Ensuite, comparez ce résultat avec vos bulletins de paie, votre solde de congés et, si besoin, les informations remises par votre service RH. En cas d’écart important, une vérification juridique ou paie peut être nécessaire.
À retenir en une minute
Voici la synthèse opérationnelle :
- Un arrêt maladie n’annule plus automatiquement l’acquisition de congés payés.
- En arrêt non professionnel, l’acquisition usuelle est de 2 jours ouvrables par mois, dans la limite de 24 jours.
- En arrêt professionnel, l’acquisition usuelle reste à 2,5 jours ouvrables par mois.
- Le plafond général annuel est de 30 jours ouvrables, soit 5 semaines.
- Le report des congés peut devenir un enjeu majeur après une longue absence.
- Les conventions collectives et la jurisprudence peuvent améliorer la situation du salarié.

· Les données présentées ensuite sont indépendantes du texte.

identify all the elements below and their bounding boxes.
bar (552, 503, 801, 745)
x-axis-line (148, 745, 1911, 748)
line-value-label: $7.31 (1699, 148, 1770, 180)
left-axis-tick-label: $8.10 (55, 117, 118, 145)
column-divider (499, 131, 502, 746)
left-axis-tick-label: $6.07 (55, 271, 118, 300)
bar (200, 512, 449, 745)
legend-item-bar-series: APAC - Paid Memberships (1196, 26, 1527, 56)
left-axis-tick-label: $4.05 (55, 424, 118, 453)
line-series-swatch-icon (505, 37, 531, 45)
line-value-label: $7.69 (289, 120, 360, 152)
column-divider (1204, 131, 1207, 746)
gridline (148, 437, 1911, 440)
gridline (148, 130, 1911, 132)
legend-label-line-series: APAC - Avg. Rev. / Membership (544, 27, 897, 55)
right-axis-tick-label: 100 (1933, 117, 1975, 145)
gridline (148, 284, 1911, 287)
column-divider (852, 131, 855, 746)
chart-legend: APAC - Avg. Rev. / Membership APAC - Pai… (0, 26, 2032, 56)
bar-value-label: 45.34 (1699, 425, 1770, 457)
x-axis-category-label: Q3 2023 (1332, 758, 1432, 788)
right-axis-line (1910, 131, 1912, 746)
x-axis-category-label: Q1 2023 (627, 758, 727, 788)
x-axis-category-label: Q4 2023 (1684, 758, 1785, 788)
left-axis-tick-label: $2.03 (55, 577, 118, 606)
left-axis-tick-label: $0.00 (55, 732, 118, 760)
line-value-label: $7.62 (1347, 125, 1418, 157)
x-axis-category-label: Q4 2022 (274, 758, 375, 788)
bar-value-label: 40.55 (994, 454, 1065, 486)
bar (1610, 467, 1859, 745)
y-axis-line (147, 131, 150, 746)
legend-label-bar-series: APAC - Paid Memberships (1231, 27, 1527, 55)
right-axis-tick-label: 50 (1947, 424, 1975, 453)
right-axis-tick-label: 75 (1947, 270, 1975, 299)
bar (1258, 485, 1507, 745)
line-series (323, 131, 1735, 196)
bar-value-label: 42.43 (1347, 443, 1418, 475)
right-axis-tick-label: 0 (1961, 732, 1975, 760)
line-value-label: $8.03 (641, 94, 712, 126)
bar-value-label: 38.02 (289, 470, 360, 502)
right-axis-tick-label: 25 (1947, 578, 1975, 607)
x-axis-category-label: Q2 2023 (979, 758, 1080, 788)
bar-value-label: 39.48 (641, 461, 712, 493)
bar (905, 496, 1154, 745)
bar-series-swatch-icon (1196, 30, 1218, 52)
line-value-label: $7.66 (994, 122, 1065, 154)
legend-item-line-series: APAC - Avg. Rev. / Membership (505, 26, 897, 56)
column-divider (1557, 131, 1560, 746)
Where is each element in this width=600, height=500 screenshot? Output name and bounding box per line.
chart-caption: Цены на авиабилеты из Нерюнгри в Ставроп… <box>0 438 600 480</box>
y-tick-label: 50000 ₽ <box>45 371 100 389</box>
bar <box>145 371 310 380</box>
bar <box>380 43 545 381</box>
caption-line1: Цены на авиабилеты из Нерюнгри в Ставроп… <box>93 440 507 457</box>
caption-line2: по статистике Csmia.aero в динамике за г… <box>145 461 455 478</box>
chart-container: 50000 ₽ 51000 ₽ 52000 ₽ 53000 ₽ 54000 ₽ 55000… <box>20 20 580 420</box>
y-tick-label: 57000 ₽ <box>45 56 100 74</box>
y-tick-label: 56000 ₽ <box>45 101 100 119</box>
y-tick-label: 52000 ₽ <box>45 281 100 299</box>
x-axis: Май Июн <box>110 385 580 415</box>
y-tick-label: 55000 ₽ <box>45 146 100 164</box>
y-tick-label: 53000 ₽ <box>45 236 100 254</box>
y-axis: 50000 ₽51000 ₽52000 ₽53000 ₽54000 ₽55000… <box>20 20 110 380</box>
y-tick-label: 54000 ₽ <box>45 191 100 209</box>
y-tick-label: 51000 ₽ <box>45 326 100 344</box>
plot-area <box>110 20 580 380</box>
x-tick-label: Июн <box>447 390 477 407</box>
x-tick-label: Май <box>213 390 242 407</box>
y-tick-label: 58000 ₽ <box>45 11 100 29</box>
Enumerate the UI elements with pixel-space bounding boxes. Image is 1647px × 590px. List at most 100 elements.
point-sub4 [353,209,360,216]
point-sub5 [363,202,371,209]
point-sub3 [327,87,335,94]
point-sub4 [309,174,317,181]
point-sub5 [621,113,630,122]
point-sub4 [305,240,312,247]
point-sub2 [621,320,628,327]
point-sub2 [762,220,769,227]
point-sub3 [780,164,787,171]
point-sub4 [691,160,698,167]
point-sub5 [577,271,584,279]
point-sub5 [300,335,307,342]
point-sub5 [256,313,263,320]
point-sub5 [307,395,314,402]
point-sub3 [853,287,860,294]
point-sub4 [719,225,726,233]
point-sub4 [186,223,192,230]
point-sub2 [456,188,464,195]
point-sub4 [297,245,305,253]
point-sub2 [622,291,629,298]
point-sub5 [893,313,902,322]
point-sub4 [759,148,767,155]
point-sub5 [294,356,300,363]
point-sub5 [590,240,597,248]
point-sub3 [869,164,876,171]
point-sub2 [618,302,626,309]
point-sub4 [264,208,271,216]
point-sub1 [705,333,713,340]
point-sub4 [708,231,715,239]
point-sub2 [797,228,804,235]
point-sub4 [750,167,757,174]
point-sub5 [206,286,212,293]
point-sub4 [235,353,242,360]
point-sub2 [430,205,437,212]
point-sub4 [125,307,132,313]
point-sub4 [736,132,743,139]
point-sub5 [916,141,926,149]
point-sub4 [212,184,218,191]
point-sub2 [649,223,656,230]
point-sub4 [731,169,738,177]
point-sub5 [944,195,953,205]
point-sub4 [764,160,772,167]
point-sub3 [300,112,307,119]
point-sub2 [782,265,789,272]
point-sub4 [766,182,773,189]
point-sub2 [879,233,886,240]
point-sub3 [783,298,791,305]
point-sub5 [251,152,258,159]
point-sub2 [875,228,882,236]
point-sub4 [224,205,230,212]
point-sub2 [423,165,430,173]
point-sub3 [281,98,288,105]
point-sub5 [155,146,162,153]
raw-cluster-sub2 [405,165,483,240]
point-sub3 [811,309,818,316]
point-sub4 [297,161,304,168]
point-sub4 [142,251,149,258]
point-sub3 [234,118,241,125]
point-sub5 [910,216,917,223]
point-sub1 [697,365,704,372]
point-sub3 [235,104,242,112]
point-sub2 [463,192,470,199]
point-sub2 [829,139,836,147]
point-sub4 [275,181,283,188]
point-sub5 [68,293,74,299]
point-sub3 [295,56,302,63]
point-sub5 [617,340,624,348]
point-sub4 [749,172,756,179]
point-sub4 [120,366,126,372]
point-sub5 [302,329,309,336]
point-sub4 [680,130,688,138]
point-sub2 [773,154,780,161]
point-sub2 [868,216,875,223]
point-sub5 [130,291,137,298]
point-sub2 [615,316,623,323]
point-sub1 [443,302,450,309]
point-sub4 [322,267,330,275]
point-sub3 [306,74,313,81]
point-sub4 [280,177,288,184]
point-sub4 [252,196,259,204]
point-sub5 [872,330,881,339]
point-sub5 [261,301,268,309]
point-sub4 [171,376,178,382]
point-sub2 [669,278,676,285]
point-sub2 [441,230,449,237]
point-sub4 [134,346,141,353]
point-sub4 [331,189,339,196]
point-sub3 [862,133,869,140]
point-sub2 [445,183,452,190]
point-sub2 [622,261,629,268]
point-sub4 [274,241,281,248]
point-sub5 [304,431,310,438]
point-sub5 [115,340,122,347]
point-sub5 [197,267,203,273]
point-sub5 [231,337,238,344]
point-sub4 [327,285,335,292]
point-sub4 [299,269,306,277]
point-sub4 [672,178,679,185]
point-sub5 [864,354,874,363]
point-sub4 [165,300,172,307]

Sources officielles et références utiles
En résumé, le calcul des congés payés en arrêt maladie exige de combiner droit du travail, gestion RH et bonne lecture des compteurs. Un outil de simulation fiable permet déjà d’obtenir une estimation utile, mais il doit toujours être complété par l’examen de la convention collective, des accords internes et de la situation réelle du salarié. C’est exactement l’objectif du calculateur ci-dessus : vous aider à disposer d’une base claire, rapide et actionnable.